Still Sore? How to Treat Delayed Onset Muscle Soreness After Workouts
Also known as “muscle fever”, delayed onset muscle soreness (DOMS) is pain or discomfort often felt 24 to 72 hours after exercising. Sometimes lasting as long as 2 to 3 days, DOMS was at one time thought to be caused by increased lactate concentrations. However, this is now considered to be a misconception as it has been demonstrated that elevated levels of lactic acid rarely persist after an hour of rest. |
What is DOMS?
DOMS is muscle soreness, pain or stiffness, often coming on as early as 12 hours after exercise. DOMS is particularly likely to occur at the onset of a new exercise program, a change in sports activity or a dramatic increase in the intensity or duration of one’s workout. Many people consider delayed onset muscle soreness to be merely a clinical name for not being able to move the day after a work out. In fact for some, just getting out of bed can prove difficult. For those who can manage to walk with the severe workout soreness associated with DOMS, it may feel as if they have just gotten off a horse.
This muscle pain, which is considered a normal response to any unusual exertion, is part of an adaptation process that ultimately leads to greater strength and stamina as the muscles continue to recover and rebuild. This sort of muscle soreness differs from the sort of pain one experiences during a workout. The delayed pain of DOMS also differs from the sudden, acute pain one experiences from injuries such as muscle strains or sprains.
The delayed soreness of DOMS will generally be at it’s worst within the first 2 days following the workout and will gradually subside one to two days later.
DOMS is thought to be caused by microscopic tearing of muscle fibers. The amount of tearing and soreness associated with it is dependent on how long and hard one works out in the first place. The type of exercise can also be a factor. Any sort of exercise one isn’t used to doing can put one at a risk for DOMS. In particular, eccentric muscle contractions, movements that cause a muscle to contract forcefully while lengthening, seem to result in more extreme cases with greater soreness.
DOMS typically can cause stiffness, swelling, strength loss and post workout soreness.
How to Treat DOMS
While there is no one simple way to treat delayed onset muscle soreness, traditional sports injury treatments have proven helpful. Different kinds of stretching have been used with some success in dealing with the post workout soreness associated with DOMS. However it is important to be careful any time you stretch an injured muscle. You do not want to compound the problem by overstretching it.
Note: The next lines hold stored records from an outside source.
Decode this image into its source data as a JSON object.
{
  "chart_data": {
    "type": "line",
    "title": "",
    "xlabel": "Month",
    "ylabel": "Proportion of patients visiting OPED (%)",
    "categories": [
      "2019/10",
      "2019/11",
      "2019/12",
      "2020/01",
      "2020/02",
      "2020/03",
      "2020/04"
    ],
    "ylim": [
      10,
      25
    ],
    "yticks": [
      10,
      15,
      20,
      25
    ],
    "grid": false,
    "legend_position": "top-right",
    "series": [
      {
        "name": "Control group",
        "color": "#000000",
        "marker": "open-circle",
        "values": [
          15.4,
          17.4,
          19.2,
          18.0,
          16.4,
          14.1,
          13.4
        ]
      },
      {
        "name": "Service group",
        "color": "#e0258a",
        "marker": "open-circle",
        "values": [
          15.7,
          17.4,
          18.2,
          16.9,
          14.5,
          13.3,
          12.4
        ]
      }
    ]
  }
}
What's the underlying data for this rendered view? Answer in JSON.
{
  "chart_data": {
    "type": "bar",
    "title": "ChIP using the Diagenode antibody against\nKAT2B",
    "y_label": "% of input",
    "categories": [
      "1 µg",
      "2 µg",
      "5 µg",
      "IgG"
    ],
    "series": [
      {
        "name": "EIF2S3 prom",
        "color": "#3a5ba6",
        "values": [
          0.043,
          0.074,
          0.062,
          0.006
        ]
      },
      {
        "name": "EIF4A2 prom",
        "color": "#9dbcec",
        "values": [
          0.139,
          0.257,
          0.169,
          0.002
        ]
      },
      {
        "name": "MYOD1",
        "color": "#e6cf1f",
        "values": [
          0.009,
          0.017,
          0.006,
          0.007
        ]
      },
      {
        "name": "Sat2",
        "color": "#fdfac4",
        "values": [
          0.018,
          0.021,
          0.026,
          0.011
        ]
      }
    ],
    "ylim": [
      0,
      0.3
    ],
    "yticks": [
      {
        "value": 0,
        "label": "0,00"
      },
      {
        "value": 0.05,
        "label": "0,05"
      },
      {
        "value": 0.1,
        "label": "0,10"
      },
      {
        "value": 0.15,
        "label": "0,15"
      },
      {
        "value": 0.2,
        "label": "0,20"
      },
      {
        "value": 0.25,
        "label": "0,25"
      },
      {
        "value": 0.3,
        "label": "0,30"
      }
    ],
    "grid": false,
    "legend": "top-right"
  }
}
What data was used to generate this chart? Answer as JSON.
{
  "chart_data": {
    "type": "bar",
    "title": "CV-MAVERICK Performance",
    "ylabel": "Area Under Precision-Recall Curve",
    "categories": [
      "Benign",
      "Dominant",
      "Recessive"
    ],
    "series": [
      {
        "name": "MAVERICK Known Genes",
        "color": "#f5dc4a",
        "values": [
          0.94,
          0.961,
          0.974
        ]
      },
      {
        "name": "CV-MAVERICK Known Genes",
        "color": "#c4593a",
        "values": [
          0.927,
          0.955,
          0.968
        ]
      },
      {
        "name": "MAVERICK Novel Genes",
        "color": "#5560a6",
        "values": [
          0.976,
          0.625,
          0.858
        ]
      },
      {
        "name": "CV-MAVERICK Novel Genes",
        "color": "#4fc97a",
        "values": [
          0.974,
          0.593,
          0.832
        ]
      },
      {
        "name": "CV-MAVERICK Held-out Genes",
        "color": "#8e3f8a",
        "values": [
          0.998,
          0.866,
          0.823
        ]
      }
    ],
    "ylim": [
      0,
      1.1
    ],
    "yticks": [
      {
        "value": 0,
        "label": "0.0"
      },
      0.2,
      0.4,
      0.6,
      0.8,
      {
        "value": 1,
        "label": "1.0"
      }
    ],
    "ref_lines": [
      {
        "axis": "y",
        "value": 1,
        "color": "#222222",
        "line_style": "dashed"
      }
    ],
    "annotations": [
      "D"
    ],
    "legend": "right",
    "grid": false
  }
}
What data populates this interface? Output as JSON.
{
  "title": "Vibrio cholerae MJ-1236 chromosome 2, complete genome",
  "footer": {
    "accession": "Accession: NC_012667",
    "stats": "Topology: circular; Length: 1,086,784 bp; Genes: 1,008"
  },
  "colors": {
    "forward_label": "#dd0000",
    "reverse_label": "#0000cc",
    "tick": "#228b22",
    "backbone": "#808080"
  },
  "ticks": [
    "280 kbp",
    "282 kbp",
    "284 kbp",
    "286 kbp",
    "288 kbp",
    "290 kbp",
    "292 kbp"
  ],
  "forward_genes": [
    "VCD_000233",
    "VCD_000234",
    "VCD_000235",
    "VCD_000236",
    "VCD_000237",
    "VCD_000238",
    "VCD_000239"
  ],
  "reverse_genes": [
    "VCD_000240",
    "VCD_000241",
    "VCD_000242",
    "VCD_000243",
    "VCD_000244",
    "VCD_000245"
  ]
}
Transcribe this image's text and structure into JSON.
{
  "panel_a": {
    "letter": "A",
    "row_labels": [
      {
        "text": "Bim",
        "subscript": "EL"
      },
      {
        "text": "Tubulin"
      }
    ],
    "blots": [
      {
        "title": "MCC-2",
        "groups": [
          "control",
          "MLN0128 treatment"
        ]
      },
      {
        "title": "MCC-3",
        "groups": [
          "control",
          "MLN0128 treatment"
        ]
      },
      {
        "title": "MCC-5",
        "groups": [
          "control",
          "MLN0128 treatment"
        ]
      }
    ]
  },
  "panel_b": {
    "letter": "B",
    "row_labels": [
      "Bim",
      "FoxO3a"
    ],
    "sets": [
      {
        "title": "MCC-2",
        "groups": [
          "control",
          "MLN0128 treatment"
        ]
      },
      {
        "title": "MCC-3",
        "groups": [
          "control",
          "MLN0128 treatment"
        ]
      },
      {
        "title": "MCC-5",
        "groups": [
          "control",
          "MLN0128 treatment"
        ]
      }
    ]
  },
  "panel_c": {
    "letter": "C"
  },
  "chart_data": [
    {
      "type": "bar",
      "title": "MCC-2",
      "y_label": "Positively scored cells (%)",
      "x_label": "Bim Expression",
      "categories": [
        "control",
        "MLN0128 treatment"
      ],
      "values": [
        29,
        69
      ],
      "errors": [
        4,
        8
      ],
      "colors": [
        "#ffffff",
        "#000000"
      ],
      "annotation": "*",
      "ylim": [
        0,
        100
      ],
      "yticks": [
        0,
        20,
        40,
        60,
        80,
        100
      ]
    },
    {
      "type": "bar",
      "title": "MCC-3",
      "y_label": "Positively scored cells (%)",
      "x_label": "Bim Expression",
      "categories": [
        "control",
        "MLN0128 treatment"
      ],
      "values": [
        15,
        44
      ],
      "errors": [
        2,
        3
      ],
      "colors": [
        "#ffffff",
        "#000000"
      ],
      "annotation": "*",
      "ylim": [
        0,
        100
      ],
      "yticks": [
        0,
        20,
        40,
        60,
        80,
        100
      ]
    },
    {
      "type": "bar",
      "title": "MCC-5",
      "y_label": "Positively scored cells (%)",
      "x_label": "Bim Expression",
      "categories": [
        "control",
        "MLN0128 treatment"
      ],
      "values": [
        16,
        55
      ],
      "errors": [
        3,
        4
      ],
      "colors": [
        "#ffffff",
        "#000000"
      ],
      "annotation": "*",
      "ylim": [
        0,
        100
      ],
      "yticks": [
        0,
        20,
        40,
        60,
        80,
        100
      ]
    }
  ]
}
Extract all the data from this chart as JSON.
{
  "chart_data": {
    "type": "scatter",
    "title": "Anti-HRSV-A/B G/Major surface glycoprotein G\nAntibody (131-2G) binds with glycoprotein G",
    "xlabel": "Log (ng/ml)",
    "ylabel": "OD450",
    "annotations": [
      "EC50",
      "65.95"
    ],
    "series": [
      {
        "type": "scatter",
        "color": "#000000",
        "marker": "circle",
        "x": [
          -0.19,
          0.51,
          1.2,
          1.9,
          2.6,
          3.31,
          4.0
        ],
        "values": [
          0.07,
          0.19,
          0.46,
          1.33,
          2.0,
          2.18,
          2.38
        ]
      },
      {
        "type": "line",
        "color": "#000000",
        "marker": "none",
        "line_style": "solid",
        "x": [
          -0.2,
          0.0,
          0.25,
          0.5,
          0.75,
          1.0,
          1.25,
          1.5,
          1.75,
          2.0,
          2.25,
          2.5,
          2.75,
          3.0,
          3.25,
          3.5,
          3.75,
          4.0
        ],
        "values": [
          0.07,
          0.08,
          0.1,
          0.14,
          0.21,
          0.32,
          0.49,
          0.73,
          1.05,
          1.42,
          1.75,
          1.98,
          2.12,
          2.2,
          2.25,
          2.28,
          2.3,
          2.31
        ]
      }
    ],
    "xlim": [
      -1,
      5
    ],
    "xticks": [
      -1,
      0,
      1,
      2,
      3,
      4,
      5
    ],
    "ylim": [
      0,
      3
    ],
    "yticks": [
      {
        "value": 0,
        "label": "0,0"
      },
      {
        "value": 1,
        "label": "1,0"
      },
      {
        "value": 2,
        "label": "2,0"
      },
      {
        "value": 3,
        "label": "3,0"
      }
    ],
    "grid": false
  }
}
Various methods and treatments have been known to speed one’s recovery from DOMS. Massage has been effective in treating delayed onset muscle soreness, depending on the area affected and by the type of massage administered.
Vitamin C is known to be effective in repairing connective tissue and there are anecdotal reports that suggest antioxidant supplements can mitigate the effects of onset workout soreness in the muscles. However, none of this is confirmed by clinical trials and taking large doses of vitamin C is not recommended. In some cases it can even be harmful.
Rest, ice, compression and elevation, commonly knownn as RICE, is helpful in treating all manner of sports injuries. It has shown to be just as effective against DOMS.
Preventing Workout Soreness
Usually the post workout soreness will go away within 3 to 7 days at the most. In the case of delayed onset muscle soreness, the old adage about an ounce of prevention being better than a pound of cure couldn’t be more true. The best way to treat DOMS is to prevent it in the first place.
Common as it may be, delayed onset muscle soreness is by no means a necessary part of exercise. There are many precautions one can take to avoid, prevent and shorten the duration of DOMS. Here are a few of them:
1. Warm Up: A good warm up before any activity, as well as a good cool down afterwards, is always advised, particularly if you are undertaking a new exercise program or ratcheting up your existing regimen.
2. Follow the 10% rule: If you are starting a new activity, or again just intensifying what you do now, it’s a good idea to go slow. Build it up gradually, adding just a 10% increase in intensity a week.
3. Personal Trainer: If you are unsure how to start a fitness routine that will be safe and effective for you, it may be a good idea to hire a personal trainer.
4. Start Gradually: Especially when it comes to strength training. Any time you start a new weight lifting routine begin with light weights and a high number of reps. Then you can gradually increase the amount you lift over several weeks.
5. Avoid making any sudden changes in the type of or amount of exercise you do. And remember that certain types of muscle pain or soreness can be signs of a serious injury. If you have severe muscle soreness that doesn’t improve after one week's time, you should consult with your physician.
The most effective treatment available for delayed onset muscle soreness is simply prevent it in the first place. If you practice good common sense in your workouts, and follow some simple and easy steps, you have a better chance of avoiding delayed onset muscle soreness.